The solution is to ask questions. Furthermore, many times business leaders don't want to spend a lot of time answering questions, and so it can help to ask specific questions. (Not just "Help!") If you mention the specific troubles, they may be able to see why you have problems, and set you on the right path.

Now that you are so close to deadline, there might not be enough remaining time to effectively fix this. Still, communicating, and then showing improvement after the communication, might demonstrate something positive that gives them a reason to have a bigger glimmer of hope that you may be useful.

  1. Do your best to remove the emotion. It's common for people to feel freaked out with this. This was a jerk move, and many people would find it hurts like being punched in the stomach. But as much as it hurts this is business, they are not your family, they don't need to love you.

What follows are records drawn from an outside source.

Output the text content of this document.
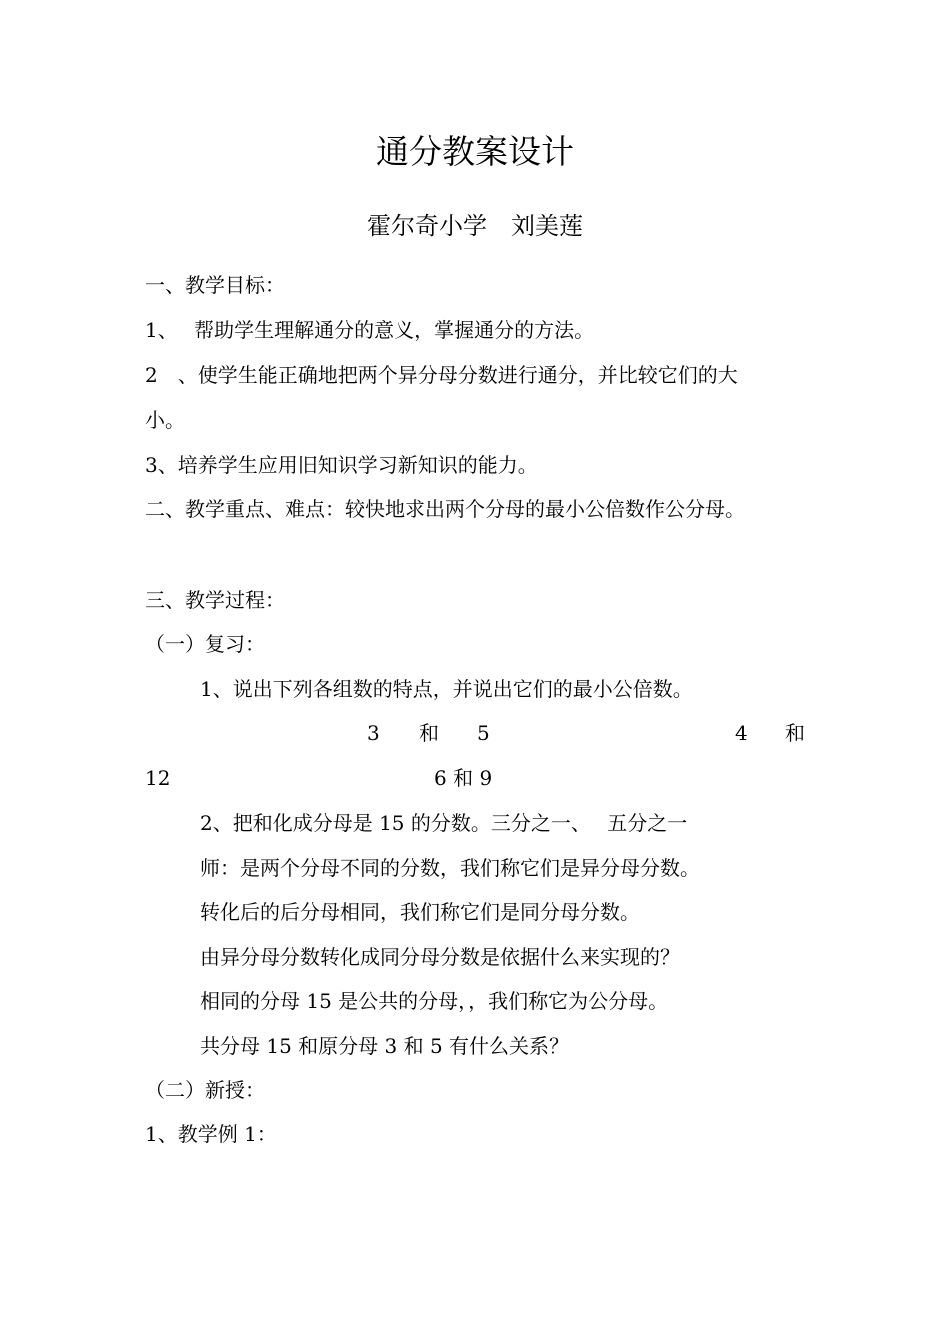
通分教案设计
霍尔奇小学　刘美莲
一、教学目标：
1、　 帮助学生理解通分的意义，掌握通分的方法。
2　、使学生能正确地把两个异分母分数进行通分，并比较它们的大
小。
3、培养学生应用旧知识学习新知识的能力。
二、教学重点、难点：较快地求出两个分母的最小公倍数作公分母。
三、教学过程：
（一）复习：
1、说出下列各组数的特点，并说出它们的最小公倍数。
3 和 5	4 和
12	6 和 9
2、把和化成分母是 15 的分数。三分之一、　 五分之一
师：是两个分母不同的分数，我们称它们是异分母分数。
转化后的后分母相同，我们称它们是同分母分数。
由异分母分数转化成同分母分数是依据什么来实现的？
相同的分母 15 是公共的分母，，我们称它为公分母。
共分母 15 和原分母 3 和 5 有什么关系？
（二）新授：
1、教学例 1：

Use cold logic like they did.

  2. Once something like this happens at a company you must decide if it's unusual or if it "sounds about right" as standard operating procedure. If you sense it's an atypical manager making an unusual demand, you might have luck discussing the situation with higher executives more reasonably minded.

  3. If it feels like it is SOP, a toxic and irrational environment, then forget trying to work it out. They won't want to and you wouldn't be happy if they did ask you back. They may have done you a favor showing their true colors. Their punishment will be trouble retaining and recruiting good people over time.

  4. Don't waste time and money on a lawyer without at least a vague idea what you expect to accomplish. As I commented above, in the US you can be fired if someone does not like the color of your tie. en.wikipedia.org/wiki/At-will_employment. So there is no way a lawyer could do anything about a unreasonable deadline. I'm just saying do a quick google search first. Ok here I'll do one for you:

    Fortunately it looks like SA may not have at-will employment standards: http://www.xperthr.com/international-manual/south-africa-termination-of-employment/9690.

    Read through that page just to get a feel for how things work. If you think they may have went out of bounds, that's the time to consult an attorney. Try to get a referral from someone you know who has hired the lawyer. Google "what to ask before hiring an attorney." as that's another minefield to navigate.